4. The cellular communications system of

claim 3, wherein said at least one optic fiber is implemented as two optic fibers.

5. The cellular communications system of

claim 3, wherein said at least one optic fiber is implemented as a sole optic fiber.

6. The cellular communications system of

claim 3, wherein said at least one optic fiber is implemented as at least one plastic optic fiber.

7. The cellular communications system of

claim 1, wherein said headpiece further includes at least one battery.

8. The cellular communications system of

claim 1, wherein said bi-directional optical communications link is configured to transfer power from said cellular communications unit to said headpiece for powering at least one electronic component within said headpiece.

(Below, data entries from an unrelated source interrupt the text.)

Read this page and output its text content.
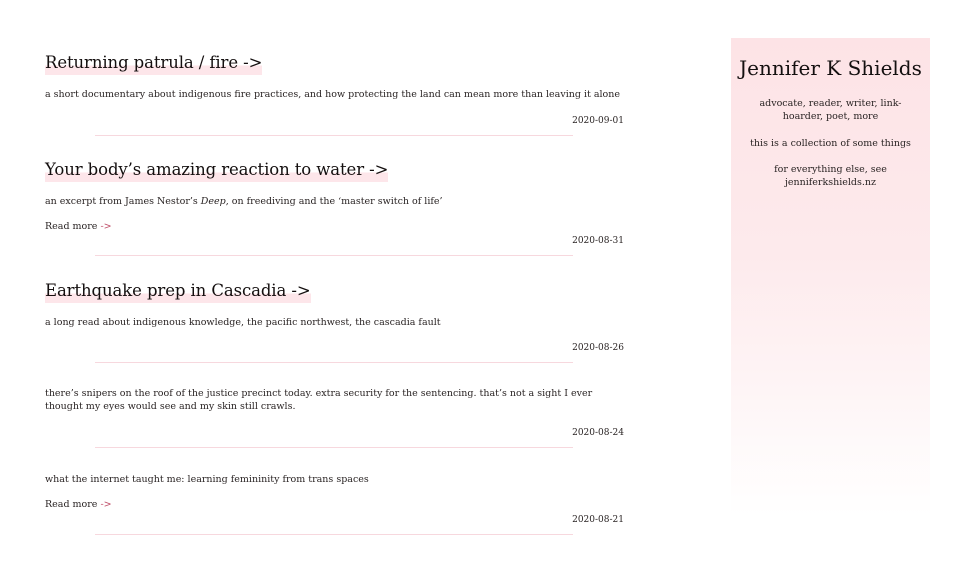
Returning patrula / fire ->

a short documentary about indigenous fire practices, and how protecting the land can mean more than leaving it alone

2020-09-01
Your body’s amazing reaction to water ->

an excerpt from James Nestor’s Deep, on freediving and the ‘master switch of life’

Read more ->
2020-08-31
Earthquake prep in Cascadia ->

a long read about indigenous knowledge, the pacific northwest, the cascadia fault

2020-08-26

there’s snipers on the roof of the justice precinct today. extra security for the sentencing. that’s not a sight I ever thought my eyes would see and my skin still crawls.

2020-08-24

what the internet taught me: learning femininity from trans spaces

Read more ->
2020-08-21
Jennifer K Shields

advocate, reader, writer, link-hoarder, poet, more

this is a collection of some things

for everything else, see

jenniferkshields.nz
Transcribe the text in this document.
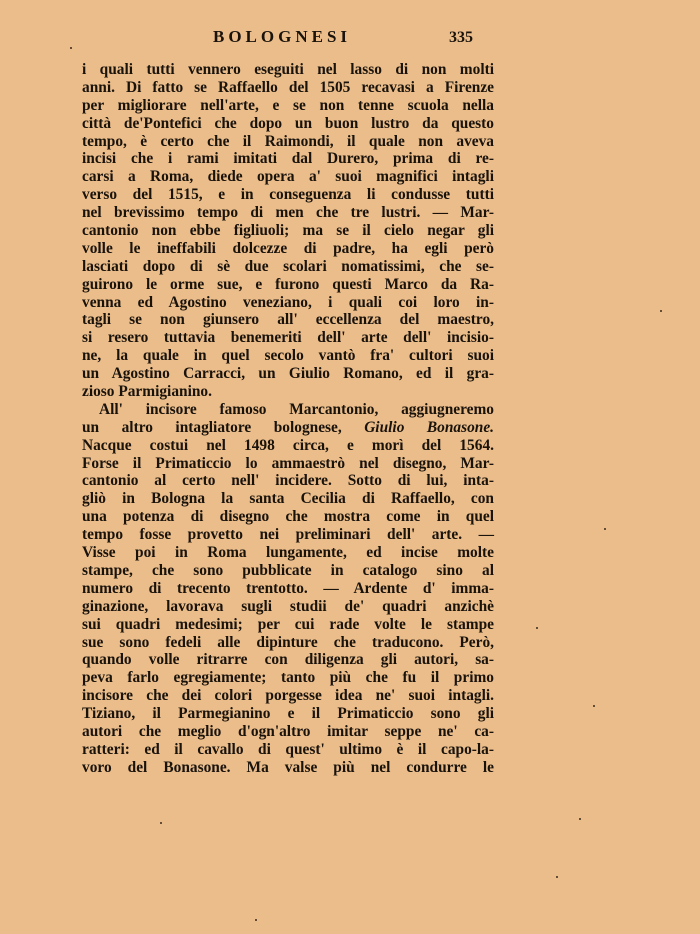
BOLOGNESI	335
i quali tutti vennero eseguiti nel lasso di non molti
anni. Di fatto se Raffaello del 1505 recavasi a Firenze
per migliorare nell'arte, e se non tenne scuola nella
città de'Pontefici che dopo un buon lustro da questo
tempo, è certo che il Raimondi, il quale non aveva
incisi che i rami imitati dal Durero, prima di re-
carsi a Roma, diede opera a' suoi magnifici intagli
verso del 1515, e in conseguenza li condusse tutti
nel brevissimo tempo di men che tre lustri. — Mar-
cantonio non ebbe figliuoli; ma se il cielo negar gli
volle le ineffabili dolcezze di padre, ha egli però
lasciati dopo di sè due scolari nomatissimi, che se-
guirono le orme sue, e furono questi Marco da Ra-
venna ed Agostino veneziano, i quali coi loro in-
tagli se non giunsero all' eccellenza del maestro,
si resero tuttavia benemeriti dell' arte dell' incisio-
ne, la quale in quel secolo vantò fra' cultori suoi
un Agostino Carracci, un Giulio Romano, ed il gra-
zioso Parmigianino.
All' incisore famoso Marcantonio, aggiugneremo
un altro intagliatore bolognese, Giulio Bonasone.
Nacque costui nel 1498 circa, e morì del 1564.
Forse il Primaticcio lo ammaestrò nel disegno, Mar-
cantonio al certo nell' incidere. Sotto di lui, inta-
gliò in Bologna la santa Cecilia di Raffaello, con
una potenza di disegno che mostra come in quel
tempo fosse provetto nei preliminari dell' arte. —
Visse poi in Roma lungamente, ed incise molte
stampe, che sono pubblicate in catalogo sino al
numero di trecento trentotto. — Ardente d' imma-
ginazione, lavorava sugli studii de' quadri anzichè
sui quadri medesimi; per cui rade volte le stampe
sue sono fedeli alle dipinture che traducono. Però,
quando volle ritrarre con diligenza gli autori, sa-
peva farlo egregiamente; tanto più che fu il primo
incisore che dei colori porgesse idea ne' suoi intagli.
Tiziano, il Parmegianino e il Primaticcio sono gli
autori che meglio d'ogn'altro imitar seppe ne' ca-
ratteri: ed il cavallo di quest' ultimo è il capo-la-
voro del Bonasone. Ma valse più nel condurre le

9. A headset for use with a cellular communications unit for bi-directional communication with a cellular communications network, the cellular communications unit having an electrical output for providing an audio-out signal corresponding to data received from the cellular communications network and an electrical input for receiving an audio-in signal for transmission via the cellular communications network, the headset comprising,

(a) an electro-optic interface unit for connection to the cellular communications unit, said interface unit including:

(i) an interface-unit optical modulator configured for receiving said audio-out signal from the cellular communications unit and generating a corresponding first optical signal, and

(ii) an interface-unit optical receiver responsive to a received optical signal to generate a corresponding electrical audio-in signal to be provided to the electrical input of the cellular communications unit;

(b) a headpiece including:

(i) a headpiece optical receiver responsive to a received optical signal to generate a corresponding electrical driver signal,

(ii) at least one earphone electrically connected so as to be driven by said driver signal to generate an audible sound,

(iii) a microphone for generating an electrical microphone signal corresponding to sensed audible sounds, and

(iv) a headpiece optical modulator responsive to said microphone signal to generate a corresponding second optical signal; and

(c) an optic fiber connection including at least one optic fiber, said optic fiber connection being associated with said electro-optic interface unit and said headpiece and being configured to form an optical link between said interface-unit optical modulator and said headpiece optical receiver, and between said headpiece optical modulator and said interface-unit optical receiver.

10. The headset of

claim 9, wherein said optic fiber connection employs a single optic fiber to provide said optical link both between said interface-unit optical modulator and said headpiece optical receiver, and between said headpiece optical modulator and said interface-unit optical receiver.

11. The headset of

claim 9, wherein said optic fiber connection employs a first optic fiber to provide said optical link between said interface unit optical modulator and said headpiece optical receiver, and a second optic fiber to provide said optical link between said headpiece optical modulator and said interface-unit optical receiver.

12. The headset of

claim 9, wherein said at least one optic fiber is implemented as at least one plastic optic fiber.

13. The headset of

claim 9, wherein said headpiece further includes at least one battery for powering said headpiece optical receiver and said headpiece optical modulator.

14. The headset of

claim 9, further comprising an optical power transmissions system configured to transfer power via said optical fiber connection to said headpiece for powering said headpiece optical receiver and said headpiece optical modulator.

15. The headset of

claim 9, wherein said headset is substantially electrically insulated from said interface unit.